Every preseason, the Angels are the popular dark horse pick to sneak into the playoffs and make a title run, and it never comes to fruition. Buying some quality pitching and thereby shoring up the team's most glaring problem seems like an ideal start. Moreno is too stubborn to let the team sacrifice a couple of bad seasons to rebuild the franchise. Instead, he seems resigned to spending *just* enough money so the Angels stay out of last place but not enough to catapult them to worthy contenders. As a fan, it's expected, but it doesn't make it any less infuriating. Let's see how it's worked out in 2021.
At the time of this article's publication, the Angels are 20-27 and sitting in last place in the American League West. They've lost 9 of their last 13 games, Trout has just begun a long stint on the Injured List that's expected to last 6-8 weeks and it seems like the entire team has decided to slump at the same time. Saying the Angels are in panic mode right now would be a brutal understatement.
Pitching continues to be a prevalent issue. Angels pitchers have allowed the second-most runs in the league and nobody has inserted themself as the ace of the starting rotation. Minimal efforts have been made, and they have not succeeded. In the offseason, Jose Quintana, an All-star pitcher with a 3.81 career ERA was brought to help improve the rotation. Naturally, Quintana has a 7.92 ERA with the Halos, which is currently the highest among pitchers with at least 25 innings pitched. (For all the non-baseball fans, any ERA above 5.00 is pretty egregious.) Reliever Hunter Strickland was brought in last week from the Tampa Bay Rays to be a stable force in the team's floundering bullpen. As I am typing this, Strickland just allowed a mammoth solo home run to Aramis Garcia of the Oakland Athletics, pushing his ERA above 7.00 as a member of the Angels so far.
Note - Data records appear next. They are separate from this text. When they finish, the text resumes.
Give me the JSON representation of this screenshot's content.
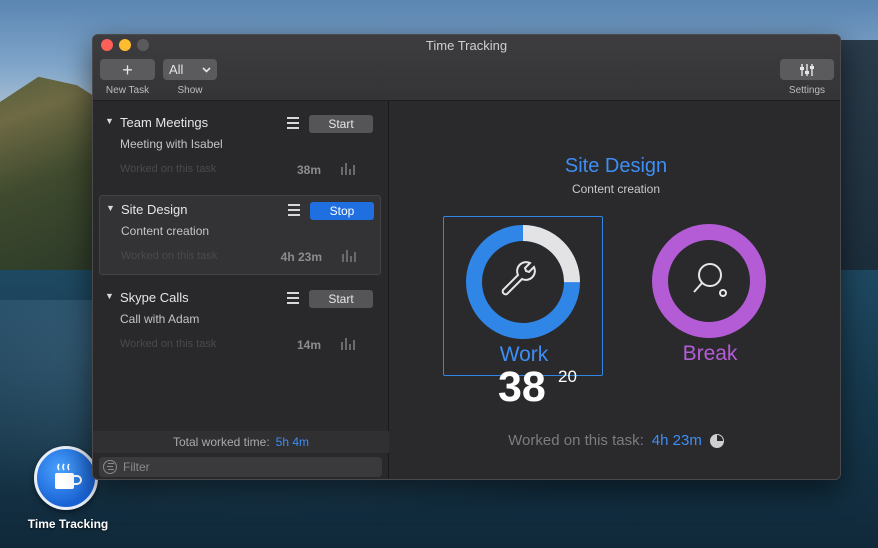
{
  "app": {
    "window_title": "Time Tracking",
    "dock_label": "Time Tracking"
  },
  "toolbar": {
    "new_task_icon": "+",
    "new_task_label": "New Task",
    "show_value": "All",
    "show_label": "Show",
    "settings_label": "Settings"
  },
  "tasks": [
    {
      "name": "Team Meetings",
      "subtitle": "Meeting with Isabel",
      "worked_label": "Worked on this task",
      "time": "38m",
      "button": "Start"
    },
    {
      "name": "Site Design",
      "subtitle": "Content creation",
      "worked_label": "Worked on this task",
      "time": "4h 23m",
      "button": "Stop"
    },
    {
      "name": "Skype Calls",
      "subtitle": "Call with Adam",
      "worked_label": "Worked on this task",
      "time": "14m",
      "button": "Start"
    }
  ],
  "footer": {
    "total_label": "Total worked time:",
    "total_value": "5h 4m",
    "filter_placeholder": "Filter"
  },
  "main": {
    "title": "Site Design",
    "subtitle": "Content creation",
    "work_label": "Work",
    "break_label": "Break",
    "work_progress": 0.25,
    "timer_minutes": "38",
    "timer_seconds": "20",
    "worked_label": "Worked on this task:",
    "worked_value": "4h 23m"
  },
  "colors": {
    "accent": "#3d8ef5",
    "work_ring": "#2f86e6",
    "break_ring": "#b45cd6",
    "stop_button": "#1f6fe0"
  },
  "icons": [
    "plus-icon",
    "chevron-down-icon",
    "sliders-icon",
    "hamburger-icon",
    "bar-chart-icon",
    "filter-icon",
    "wrench-icon",
    "ping-pong-icon",
    "pie-chart-icon",
    "coffee-cup-icon"
  ]
}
So that's going nicely.
Outside of pitching, the team is massively underperforming. Rendon has struggled to make an impact at the plate, Iglesias has the second-most errors in the league and last year's ace Dylan Bundy has been a shell of his 2020 self. It's scary to picture what miserable lows the Angels would reach without Walsh, Trout, or Ohtani. But for now, they're hanging on for dear life.
Life as an Angels fan is a lifestyle where the circumstances are too hilarious to be fully angry. The more you learn to laugh at it, the less you'll want to yell, and I don't expect it to change anytime soon. You are guaranteed an unpredictable season, mind-bending chaos, and a spot around the .500 mark. Nothing more, possibly much less. I love them, I hate them and I'm going to stick with them forever. They can't get rid of me that easily.